Domestic, International Wines Make Easy Pairing Choices for Thanksgiving Dinner
The cool thing about the traditional Thanksgiving dinner is that it’s so easy to pair with a number of different wines. Red, white, Rose…you’re virtually guaranteed to find something someone likes with their turkey, stuffing and potatoes and gravy.
Here are a few choices for you to consider:
Les Dauphins Cotes du Rhone Reserve Blanc (about $12) – This unique blend of White Grenache, Marsanne, Clairette, and Viognier is an understated delight. Lovely aromas of field flowers and meadow grasses start you off, with a touch of citrus and stone fruit flavors. The finish suggests lemon zest with a bit of roundness, and lingers well after the first sip.
Les Dauphins Cotes du Rhone Reserve Rose (about $12) – This lighter style Rose features a blend of Grenache, Cinsault, and Syrah grapes. Fresh strawberry, raspberry and cherry flavors fill the glass, with a crisp finish that will contrast nicely with creamy sauces and that juicy slice of dark-meat turkey.

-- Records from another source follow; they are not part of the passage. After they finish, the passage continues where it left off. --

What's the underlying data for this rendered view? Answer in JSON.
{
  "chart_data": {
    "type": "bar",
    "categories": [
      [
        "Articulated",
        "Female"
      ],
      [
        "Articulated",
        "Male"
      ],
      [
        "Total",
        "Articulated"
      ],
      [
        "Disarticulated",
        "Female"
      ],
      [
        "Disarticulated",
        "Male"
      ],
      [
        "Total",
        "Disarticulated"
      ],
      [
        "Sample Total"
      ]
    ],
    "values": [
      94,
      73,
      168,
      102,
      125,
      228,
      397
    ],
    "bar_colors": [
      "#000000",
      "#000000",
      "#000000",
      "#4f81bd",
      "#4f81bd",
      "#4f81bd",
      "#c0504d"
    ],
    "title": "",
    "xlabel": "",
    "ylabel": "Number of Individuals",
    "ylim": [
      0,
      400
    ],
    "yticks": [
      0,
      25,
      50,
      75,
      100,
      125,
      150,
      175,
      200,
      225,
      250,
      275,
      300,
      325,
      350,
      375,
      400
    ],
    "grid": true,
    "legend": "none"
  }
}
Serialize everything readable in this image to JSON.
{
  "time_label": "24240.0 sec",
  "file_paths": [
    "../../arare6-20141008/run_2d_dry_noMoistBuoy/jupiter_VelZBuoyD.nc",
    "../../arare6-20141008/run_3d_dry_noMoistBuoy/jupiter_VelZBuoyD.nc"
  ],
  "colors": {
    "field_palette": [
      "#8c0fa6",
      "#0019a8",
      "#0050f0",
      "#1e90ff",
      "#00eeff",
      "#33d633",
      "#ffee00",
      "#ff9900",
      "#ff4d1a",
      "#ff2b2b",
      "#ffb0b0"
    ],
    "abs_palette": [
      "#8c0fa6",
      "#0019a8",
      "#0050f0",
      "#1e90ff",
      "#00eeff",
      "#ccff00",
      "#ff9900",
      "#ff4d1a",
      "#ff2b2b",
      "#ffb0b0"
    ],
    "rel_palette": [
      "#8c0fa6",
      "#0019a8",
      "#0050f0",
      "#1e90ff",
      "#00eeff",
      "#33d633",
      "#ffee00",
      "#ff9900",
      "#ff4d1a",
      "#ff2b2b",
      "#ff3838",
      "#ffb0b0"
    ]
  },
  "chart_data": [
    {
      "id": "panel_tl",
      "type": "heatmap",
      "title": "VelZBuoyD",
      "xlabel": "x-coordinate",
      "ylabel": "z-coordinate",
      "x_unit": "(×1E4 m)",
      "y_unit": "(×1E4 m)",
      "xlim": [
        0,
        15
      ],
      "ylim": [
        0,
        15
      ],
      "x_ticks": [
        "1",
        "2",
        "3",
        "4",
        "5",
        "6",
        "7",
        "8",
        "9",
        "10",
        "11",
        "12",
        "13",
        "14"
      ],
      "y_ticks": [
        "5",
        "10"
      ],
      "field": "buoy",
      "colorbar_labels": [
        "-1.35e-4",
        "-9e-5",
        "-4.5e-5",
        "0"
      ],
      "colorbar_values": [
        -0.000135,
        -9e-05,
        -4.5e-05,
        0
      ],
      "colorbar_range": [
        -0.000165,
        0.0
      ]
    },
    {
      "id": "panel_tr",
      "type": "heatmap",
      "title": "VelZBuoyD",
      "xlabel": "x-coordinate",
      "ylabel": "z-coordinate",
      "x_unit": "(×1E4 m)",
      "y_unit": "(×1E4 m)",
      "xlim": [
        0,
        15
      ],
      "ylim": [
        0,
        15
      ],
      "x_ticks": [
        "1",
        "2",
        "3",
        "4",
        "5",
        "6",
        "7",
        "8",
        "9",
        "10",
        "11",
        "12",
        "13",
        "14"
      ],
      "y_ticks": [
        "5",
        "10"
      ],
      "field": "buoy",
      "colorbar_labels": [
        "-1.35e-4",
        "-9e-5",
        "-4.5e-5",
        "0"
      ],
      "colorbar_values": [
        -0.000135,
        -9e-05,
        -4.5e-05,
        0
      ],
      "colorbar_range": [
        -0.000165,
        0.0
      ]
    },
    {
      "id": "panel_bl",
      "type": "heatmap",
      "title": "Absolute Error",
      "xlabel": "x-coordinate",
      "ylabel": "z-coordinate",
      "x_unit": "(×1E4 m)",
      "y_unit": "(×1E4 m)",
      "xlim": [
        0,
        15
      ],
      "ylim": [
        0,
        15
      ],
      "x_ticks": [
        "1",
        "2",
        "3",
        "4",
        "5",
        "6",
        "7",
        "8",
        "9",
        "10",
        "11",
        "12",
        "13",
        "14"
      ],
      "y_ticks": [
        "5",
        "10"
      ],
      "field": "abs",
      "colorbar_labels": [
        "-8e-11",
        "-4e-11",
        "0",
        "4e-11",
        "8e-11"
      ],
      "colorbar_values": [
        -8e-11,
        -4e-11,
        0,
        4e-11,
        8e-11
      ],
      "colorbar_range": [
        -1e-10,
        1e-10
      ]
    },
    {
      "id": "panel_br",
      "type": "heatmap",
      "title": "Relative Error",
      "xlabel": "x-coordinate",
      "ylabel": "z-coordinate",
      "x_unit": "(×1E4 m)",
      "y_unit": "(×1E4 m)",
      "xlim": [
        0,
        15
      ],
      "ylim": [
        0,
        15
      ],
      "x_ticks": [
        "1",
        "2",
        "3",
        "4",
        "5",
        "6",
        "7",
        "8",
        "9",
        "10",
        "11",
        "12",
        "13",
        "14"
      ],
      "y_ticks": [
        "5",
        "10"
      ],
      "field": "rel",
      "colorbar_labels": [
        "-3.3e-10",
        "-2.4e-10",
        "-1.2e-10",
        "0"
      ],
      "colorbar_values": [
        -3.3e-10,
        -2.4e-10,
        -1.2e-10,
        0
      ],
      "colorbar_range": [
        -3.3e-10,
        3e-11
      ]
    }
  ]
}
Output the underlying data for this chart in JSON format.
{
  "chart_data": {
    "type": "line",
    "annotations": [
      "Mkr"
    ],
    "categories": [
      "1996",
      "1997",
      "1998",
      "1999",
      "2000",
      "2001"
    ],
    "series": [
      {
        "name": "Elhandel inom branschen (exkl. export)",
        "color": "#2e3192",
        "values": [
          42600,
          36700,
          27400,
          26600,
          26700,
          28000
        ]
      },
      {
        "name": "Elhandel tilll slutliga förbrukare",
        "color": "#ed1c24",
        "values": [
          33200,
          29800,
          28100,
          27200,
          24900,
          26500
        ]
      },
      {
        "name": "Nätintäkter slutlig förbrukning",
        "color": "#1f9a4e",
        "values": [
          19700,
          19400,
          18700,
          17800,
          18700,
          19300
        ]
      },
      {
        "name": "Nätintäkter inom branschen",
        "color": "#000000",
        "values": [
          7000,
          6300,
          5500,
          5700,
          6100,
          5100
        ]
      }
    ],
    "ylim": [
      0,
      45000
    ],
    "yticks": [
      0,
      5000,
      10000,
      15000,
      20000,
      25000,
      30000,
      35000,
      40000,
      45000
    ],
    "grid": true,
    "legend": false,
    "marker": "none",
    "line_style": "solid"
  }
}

Durant Vineyards 2014 Raven Chardonnay (about $28) – Although a buttery, oaky Chardonnay should pair nicely with turkey or chicken, here’s an alternative from the Dundee Hills, Oregon winery that offers a refreshing change. It’s packed with citrus fruits, along with an underlying note of slate and minerality and brisk acidity to top things off. It all adds up to an excellent food wine that just might make you think you’re tasting a Sauvignon Blanc.
The Dreaming Tree Wines 2015 Pinot Noir & 2016 Sauvignon Blanc (about $15 each) – Here are a couple of California wines that are tasty, affordable, and should pair well with a Thanksgiving dinner. The key to both wines is crisp acidity on the finish, which cuts through the flavors of the food and allows you to taste both the food and the wine. The Pinot offers fruit-forward black cherry flavors with a slightly edgy finish and a touch of toasty hazelnut; while the Sauvignon Blanc features nuances of tropical fruits to begin, followed by a brisk, clean finish with citrus, pineapple, and green apple.
Lost River Winery 2014 Barbera (about $27) – There’s absolutely no reason why you can’t serve a Washington red wine with your turkey dinner. Just don’t go with something too heavy-handed and overly tannic and you’re set. This current release from winemaker John Morgan, sourced from the Horse Heaven Hills AVA, is another stunning effort. It’s filled with generous red fruits of cherry, plum, and currant, a good backbone of acidity, and a lengthy finish with gentle tannins. Delicious and highly recommended.